Pour l’heure, je le reconnais, je suis faible et fragile, souvent esclave de mes passions ; mais les dons de l’Esprit consolateur me donneront, je l’espère, la force de rompre tous liens avec le péché et la terre ! Comme Elisée réussit à passer les eaux du Jourdain, marchant sur le manteau d’Elie, ainsi j’ai confiance de vaincre les tempêtes de la vie à l’aide de votre grâce, O mon Jésus ; mais vous, demeurez pour toujours avec votre Esprit divin dans mon cœur, bien qu’il soit petit et vil ; dirigez-moi avec votre sagesse ; illuminez-moi avec la lumière de votre intelligence ; gouvernez-moi par votre conseil ; fortifiez-moi de votre force ; enseignez-moi votre science ; remplissez mon cœur de votre piété, et mortifiez ma chair avec votre crainte. Ainsi, si par le passé ma tiédeur fut occasion de scandale pour mon prochain, désormais : « que le monde connaisse que j’aime le Père, et tout ce que le Père me commande, je le fais ». (Jean., XIV, 31)
 


Prière de saint Augustin


 
O divin amour, o lien sacré qui unissez le Père au Fils, Esprit tout-puissant, fidèle consolateur des affligés, pénétrez en profondeur l’abîme de mon cœur, et faites-y briller votre splendide lumière. Répandez votre douce rosée sur cette terre déserte, et faites que sa longue aridité cesse; envoyez les flèches célestes de votre amour jusqu’au sanctuaire de mon âme, afin que, pénétrant en elle, elles y allument des flammes ardentes capables de consumer toutes ses faiblesses, toutes ses négligences, toutes ses misères ! Venez, doux consolateur de toutes peines, refuge de toute faiblesse, médecin de toutes infirmités ! Venez, vous qui purifiez les âmes de toute tache, et savez poser un baume salutaire sur leur blessure ; venez, force de celui qui va tomber, appuis et soutien de celui qui est tombé ; venez, glorificateur des humbles et vainqueur des orgueilleux ; venez, père des délaissés, réconfort des miséreux, trésor de ceux qui sont dans l’indigence ! Venez, étoile des navigateurs, port sûr de ceux qui ont fait naufrage ; venez, lumière des vivants et salut de ceux qui sont prêts de mourir ; venez, et ayez pitié de moi ! Rendez mon âme simple, douce et fidèle, et écoutez avec bienveillance ma pauvre prière, afin que ma méchanceté trouve grâce devant votre grandeur infinie, mon impuissance devant votre force, mes offenses devant la multitude de vos miséricordes. Par Jésus-Christ mon Seigneur et mon Sauveur ! Ainsi-soit-il
 


Invocations au Saint-Esprit


 

Venez, ô Esprit de sagesse, détachez-moi des choses de la terre, et donnez-moi l’amour et le gout des choses du ciel. – Gloria Patri.

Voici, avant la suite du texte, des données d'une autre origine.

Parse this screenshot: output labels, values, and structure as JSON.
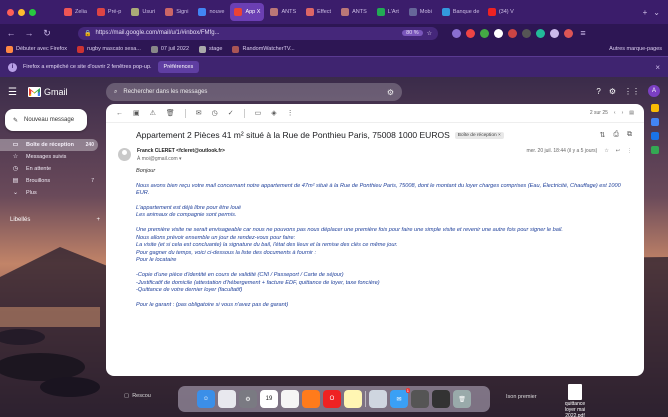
{
  "colors": {
    "browser": "#3b1d6b",
    "accent": "#6b3fb3",
    "gmail_red": "#ea4335"
  },
  "tabs": [
    {
      "label": "Zelia",
      "icon": "page-icon",
      "color": "#e55"
    },
    {
      "label": "Pré-p",
      "icon": "page-icon",
      "color": "#d44"
    },
    {
      "label": "Usuri",
      "icon": "page-icon",
      "color": "#aa7"
    },
    {
      "label": "Signi",
      "icon": "page-icon",
      "color": "#c66"
    },
    {
      "label": "nouve",
      "icon": "google-icon",
      "color": "#4285f4"
    },
    {
      "label": "App X",
      "icon": "gmail-icon",
      "color": "#ea4335",
      "active": true
    },
    {
      "label": "ANTS",
      "icon": "page-icon",
      "color": "#b77"
    },
    {
      "label": "Effect",
      "icon": "page-icon",
      "color": "#d66"
    },
    {
      "label": "ANTS",
      "icon": "page-icon",
      "color": "#b77"
    },
    {
      "label": "L'Art",
      "icon": "flag-icon",
      "color": "#2a5"
    },
    {
      "label": "Mobi",
      "icon": "page-icon",
      "color": "#669"
    },
    {
      "label": "Banque de",
      "icon": "page-icon",
      "color": "#39d"
    },
    {
      "label": "(34) V",
      "icon": "youtube-icon",
      "color": "#e22"
    }
  ],
  "nav": {
    "url": "https://mail.google.com/mail/u/1/#inbox/FMfg...",
    "zoom": "80 %"
  },
  "bookmarks": {
    "items": [
      {
        "label": "Débuter avec Firefox",
        "color": "#f84"
      },
      {
        "label": "rugby mascato sesa...",
        "color": "#c33"
      },
      {
        "label": "07 juil 2022",
        "color": "#888"
      },
      {
        "label": "stage",
        "color": "#aaa"
      },
      {
        "label": "RandomWatcherTV...",
        "color": "#a55"
      }
    ],
    "other": "Autres marque-pages"
  },
  "notification": {
    "text": "Firefox a empêché ce site d'ouvrir 2 fenêtres pop-up.",
    "button": "Préférences"
  },
  "gmail": {
    "logo": "Gmail",
    "search_placeholder": "Rechercher dans les messages",
    "avatar": "A",
    "compose": "Nouveau message",
    "sidebar": [
      {
        "label": "Boîte de réception",
        "count": "240",
        "icon": "inbox-icon",
        "active": true
      },
      {
        "label": "Messages suivis",
        "count": "",
        "icon": "star-icon"
      },
      {
        "label": "En attente",
        "count": "",
        "icon": "clock-icon"
      },
      {
        "label": "Brouillons",
        "count": "7",
        "icon": "file-icon"
      },
      {
        "label": "Plus",
        "count": "",
        "icon": "chevron-down-icon"
      }
    ],
    "labels_header": "Libellés",
    "pager": "2 sur 25"
  },
  "email": {
    "subject": "Appartement 2 Pièces 41 m² situé à la Rue de Ponthieu Paris, 75008 1000 EUROS",
    "label": "Boîte de réception ×",
    "sender_name": "Franck CLERET <fcleret@outlook.fr>",
    "to": "À moi@gmail.com ▾",
    "date": "mer. 20 juil. 18:44 (il y a 5 jours)",
    "greeting": "Bonjour",
    "paragraphs": [
      "Nous avons bien reçu votre mail concernant notre appartement de 47m² situé à la Rue de Ponthieu Paris, 75008, dont le montant du loyer charges comprises (Eau, Électricité, Chauffage) est 1000 EUR.",
      "L'appartement est déjà libre pour être loué\nLes animaux de compagnie sont permis.",
      "Une première visite ne serait envisageable car nous ne pouvons pas nous déplacer une première fois pour faire une simple visite et revenir une autre fois pour signer le bail.\nNous allons prévoir ensemble un jour de rendez-vous pour faire:\nLa visite (et si cela est concluante) la signature du bail, l'état des lieux et la remise des clés ce même jour.\nPour gagner du temps, voici ci-dessous la liste des documents à fournir :\nPour le locataire",
      "-Copie d'une pièce d'identité en cours de validité (CNI / Passeport / Carte de séjour)\n-Justificatif de domicile (attestation d'hébergement + facture EDF, quittance de loyer, taxe foncière)\n-Quittance de votre dernier loyer (facultatif)",
      "Pour le garant : (pas obligatoire si vous n'avez pas de garant)"
    ]
  },
  "desktop": {
    "left_label": "Rescou",
    "right_label": "Ison premier",
    "calendar_day": "19",
    "mail_badge": "1",
    "file_label": "quittance loyer mai 2022.pdf"
  }
}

Venez, ô Esprit d’intelligence, éclairez mon esprit avec la lumière de vérité éternelle, et enrichissez-la de saintes pensées. – Gloria Patri.

Venez, ô Esprit de conseil, rendez-moi docile à vos inspirations, et guidez-moi sur la route du salut. – Gloria Patri.

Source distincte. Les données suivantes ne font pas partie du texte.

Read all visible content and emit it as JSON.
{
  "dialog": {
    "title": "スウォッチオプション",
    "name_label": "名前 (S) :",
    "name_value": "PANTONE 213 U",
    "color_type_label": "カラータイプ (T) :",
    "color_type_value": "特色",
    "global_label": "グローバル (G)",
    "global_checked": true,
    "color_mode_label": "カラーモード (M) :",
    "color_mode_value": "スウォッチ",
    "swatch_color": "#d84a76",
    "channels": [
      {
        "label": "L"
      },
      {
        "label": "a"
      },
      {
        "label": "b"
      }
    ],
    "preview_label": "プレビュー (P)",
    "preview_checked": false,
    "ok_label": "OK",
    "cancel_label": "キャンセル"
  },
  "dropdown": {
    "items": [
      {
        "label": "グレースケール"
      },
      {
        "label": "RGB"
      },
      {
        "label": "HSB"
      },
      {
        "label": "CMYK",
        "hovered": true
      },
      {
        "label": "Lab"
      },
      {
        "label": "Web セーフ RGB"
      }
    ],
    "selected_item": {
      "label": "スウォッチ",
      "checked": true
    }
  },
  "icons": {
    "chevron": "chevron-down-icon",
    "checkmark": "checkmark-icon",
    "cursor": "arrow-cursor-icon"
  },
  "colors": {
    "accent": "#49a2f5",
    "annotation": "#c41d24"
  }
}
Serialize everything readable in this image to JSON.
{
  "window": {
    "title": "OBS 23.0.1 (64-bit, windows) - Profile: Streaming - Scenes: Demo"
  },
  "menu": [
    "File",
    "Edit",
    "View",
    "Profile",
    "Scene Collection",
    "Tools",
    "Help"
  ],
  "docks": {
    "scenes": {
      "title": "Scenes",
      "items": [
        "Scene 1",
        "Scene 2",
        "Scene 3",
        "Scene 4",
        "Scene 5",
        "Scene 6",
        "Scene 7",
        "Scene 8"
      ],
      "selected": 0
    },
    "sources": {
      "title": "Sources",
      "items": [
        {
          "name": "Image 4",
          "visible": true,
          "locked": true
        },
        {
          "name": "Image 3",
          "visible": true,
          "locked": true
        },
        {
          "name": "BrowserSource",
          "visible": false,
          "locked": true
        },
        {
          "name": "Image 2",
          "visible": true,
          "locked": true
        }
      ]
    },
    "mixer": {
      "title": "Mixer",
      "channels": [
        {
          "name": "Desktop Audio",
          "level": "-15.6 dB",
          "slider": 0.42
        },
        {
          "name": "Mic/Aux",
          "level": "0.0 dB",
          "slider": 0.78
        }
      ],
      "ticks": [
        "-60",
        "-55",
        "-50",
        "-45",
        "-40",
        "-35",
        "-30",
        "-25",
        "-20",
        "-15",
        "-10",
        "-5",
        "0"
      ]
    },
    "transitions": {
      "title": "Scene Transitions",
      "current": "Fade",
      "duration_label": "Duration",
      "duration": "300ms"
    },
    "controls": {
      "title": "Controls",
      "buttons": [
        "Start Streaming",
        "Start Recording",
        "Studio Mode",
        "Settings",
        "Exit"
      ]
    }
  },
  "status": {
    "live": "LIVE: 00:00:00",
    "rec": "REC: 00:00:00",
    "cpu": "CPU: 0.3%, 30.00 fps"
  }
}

Venez, ô Esprit de force, et donnez-moi la force, la constance et la victoire dans les batailles contre mes ennemis spirituels. – Gloria Patri.

Venez, ô Esprit de science, soyez toujours mon maître, et donnez-moi la grâce de mettre en pratique vos saints enseignements, – Gloria Patri.

Venez, ô Esprit de piété, et demeurez dans mon cœur, afin d’en régler toutes les affections. – Gloria Patri.

Venez, ô Esprit de sainte crainte, contenez ma volonté, et faites que je sois toujours disposé à souffrir tout mal plutôt que le péché. – Gloria Patri.